The Mister started on the bottom tray of sandwiches. We started on the top tray of pastries and all met in the middle for the tiny scones and clotted cream.  Dear. God.  The most dangerous part of afternoon tea at Brown’s is the willingness of the staff to refill your trays as soon as they are empty.  We managed to polish off 2 trays each of  lovely chocolate pastries, scones and sandwiches.  Actually, we left two egg salad sandwiches behind on the final tray.  Egg salad offends me and we spent a few minutes trying to decide what should be done with them in order to get a refill of the most desired sandwiches….wrap them in a napkin and tuck them under a plate?  Stuff them into a handbag?  Feed them to the nearest potted plant?  The Mister eventually took one for the team and ate the remaining eggy things so the rest of us could enjoy another tray of the lovely roast beef , salmon and chicken sandwiches.  We had to order a refill of the clotted cream as well to ensure the proper balance of cream and jam on every scone.

Soon after finishing our last pastry, the staff rolled by with the cake trolley and offered a slice of traditional English sponge or fruitcake.  I just couldn’t. Everyone else did.   I was content to sit back on the sofa and soak up the atmosphere. Fading afternoon light, rain falling outside the window, a cup of  tea, my laughing girls and all is right with the world again.

Food, Glorious Food at Borough Market

South of the river, under an overpass lies Foodie Heaven.  Open from Monday through Wednesday (limited selections/10-3) and Thursday through Saturdays (times vary), it holds something to delight every vegetarian, carnivore and sugar fiend.

Cheese!  Cheese everywhere!  Best of all, they let you sample before you buy…artisan cheese, organic cheese, imported cheese.  Did I mention samples?

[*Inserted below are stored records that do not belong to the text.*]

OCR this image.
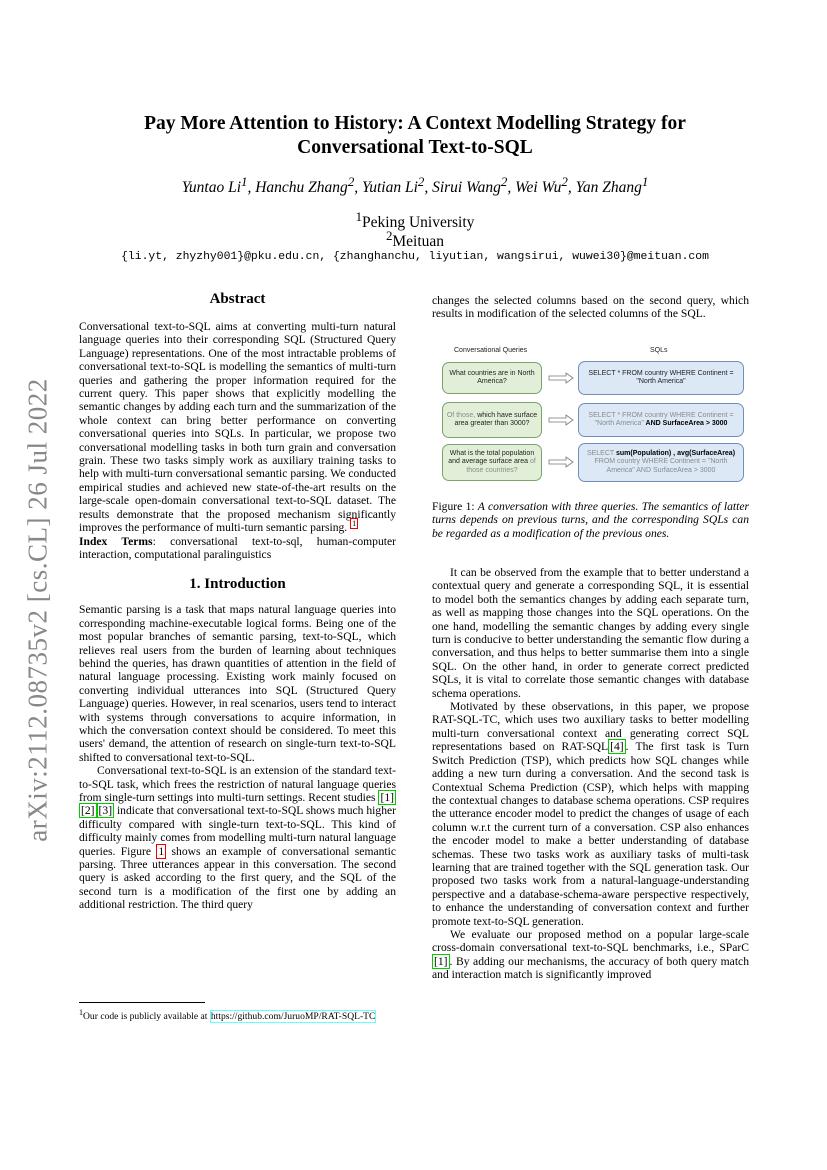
arXiv:2112.08735v2 [cs.CL] 26 Jul 2022
Pay More Attention to History: A Context Modelling Strategy for
Conversational Text-to-SQL
Yuntao Li$^1$, Hanchu Zhang$^2$, Yutian Li$^2$, Sirui Wang$^2$, Wei Wu$^2$, Yan Zhang$^1$
$^1$Peking University
$^2$Meituan
{li.yt, zhyzhy001}@pku.edu.cn, {zhanghanchu, liyutian, wangsirui, wuwei30}@meituan.com
Abstract

Conversational text-to-SQL aims at converting multi-turn natural language queries into their corresponding SQL (Structured Query Language) representations. One of the most intractable problems of conversational text-to-SQL is modelling the semantics of multi-turn queries and gathering the proper information required for the current query. This paper shows that explicitly modelling the semantic changes by adding each turn and the summarization of the whole context can bring better performance on converting conversational queries into SQLs. In particular, we propose two conversational modelling tasks in both turn grain and conversation grain. These two tasks simply work as auxiliary training tasks to help with multi-turn conversational semantic parsing. We conducted empirical studies and achieved new state-of-the-art results on the large-scale open-domain conversational text-to-SQL dataset. The results demonstrate that the proposed mechanism significantly improves the performance of multi-turn semantic parsing. $^1$

Index Terms: conversational text-to-sql, human-computer interaction, computational paralinguistics

1. Introduction

Semantic parsing is a task that maps natural language queries into corresponding machine-executable logical forms. Being one of the most popular branches of semantic parsing, text-to-SQL, which relieves real users from the burden of learning about techniques behind the queries, has drawn quantities of attention in the field of natural language processing. Existing work mainly focused on converting individual utterances into SQL (Structured Query Language) queries. However, in real scenarios, users tend to interact with systems through conversations to acquire information, in which the conversation context should be considered. To meet this users' demand, the attention of research on single-turn text-to-SQL shifted to conversational text-to-SQL.

Conversational text-to-SQL is an extension of the standard text-to-SQL task, which frees the restriction of natural language queries from single-turn settings into multi-turn settings. Recent studies [1][2] [3] indicate that conversational text-to-SQL shows much higher difficulty compared with single-turn text-to-SQL. This kind of difficulty mainly comes from modelling multi-turn natural language queries. Figure 1 shows an example of conversational semantic parsing. Three utterances appear in this conversation. The second query is asked according to the first query, and the SQL of the second turn is a modification of the first one by adding an additional restriction. The third query

$^1$Our code is publicly available at https://github.com/JuruoMP/RAT-SQL-TC
changes the selected columns based on the second query, which results in modification of the selected columns of the SQL.
Conversational Queries	SQLs
What countries are in North America?
SELECT * FROM country WHERE Continent = "North America"
Of those, which have surface area greater than 3000?
SELECT * FROM country WHERE Continent = "North America" AND SurfaceArea > 3000
What is the total population and average surface area of those countries?
SELECT sum(Population) , avg(SurfaceArea) FROM country WHERE Continent = "North America" AND SurfaceArea > 3000
Figure 1: A conversation with three queries. The semantics of latter turns depends on previous turns, and the corresponding SQLs can be regarded as a modification of the previous ones.

It can be observed from the example that to better understand a contextual query and generate a corresponding SQL, it is essential to model both the semantics changes by adding each separate turn, as well as mapping those changes into the SQL operations. On the one hand, modelling the semantic changes by adding every single turn is conducive to better understanding the semantic flow during a conversation, and thus helps to better summarise them into a single SQL. On the other hand, in order to generate correct predicted SQLs, it is vital to correlate those semantic changes with database schema operations.

Motivated by these observations, in this paper, we propose RAT-SQL-TC, which uses two auxiliary tasks to better modelling multi-turn conversational context and generating correct SQL representations based on RAT-SQL [4] . The first task is Turn Switch Prediction (TSP), which predicts how SQL changes while adding a new turn during a conversation. And the second task is Contextual Schema Prediction (CSP), which helps with mapping the contextual changes to database schema operations. CSP requires the utterance encoder model to predict the changes of usage of each column w.r.t the current turn of a conversation. CSP also enhances the encoder model to make a better understanding of database schemas. These two tasks work as auxiliary tasks of multi-task learning that are trained together with the SQL generation task. Our proposed two tasks work from a natural-language-understanding perspective and a database-schema-aware perspective respectively, to enhance the understanding of conversation context and further promote text-to-SQL generation.

We evaluate our proposed method on a popular large-scale cross-domain conversational text-to-SQL benchmarks, i.e., SParC [1] . By adding our mechanisms, the accuracy of both query match and interaction match is significantly improved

Lovely produce.  I don’t know what to do with half of it, but I bought so much of it!

One of the things I enjoyed most about the market was how passionate and dedicated everyone was about their product.  Every stall owner was willing to answer questions, offer samples and talk about everything they were selling.  It was their enthusiasm that led me to try things I ordinarily wouldn’t, with one exception ( I’m talking about you, smiling whole-pig-head-in-the-refrigerator-case).  Can’t make me. I’ll spare you the photo.

I can personally attest to the quality of these prize-winning pies.


I must recommend the cheesy delights of  the grilled/toasted cheese at Kappacasein.  Daughter #3 is quite the connoisseur of grilled cheese and made a beeline for the cart that promised raclette and other cheesey delectables. She was not disappointed, nor was I.  We went back to the cart 3 times.

Make sure to wash it all down with some lovely cider.

Also, take the time to wander outside of the market proper to have a coffee (Monmouth’s perhaps?) and visit Neal’s Yard Dairy for excellent advice which cheese should accompany the lovely wine you picked out.

Check the website before you venture out.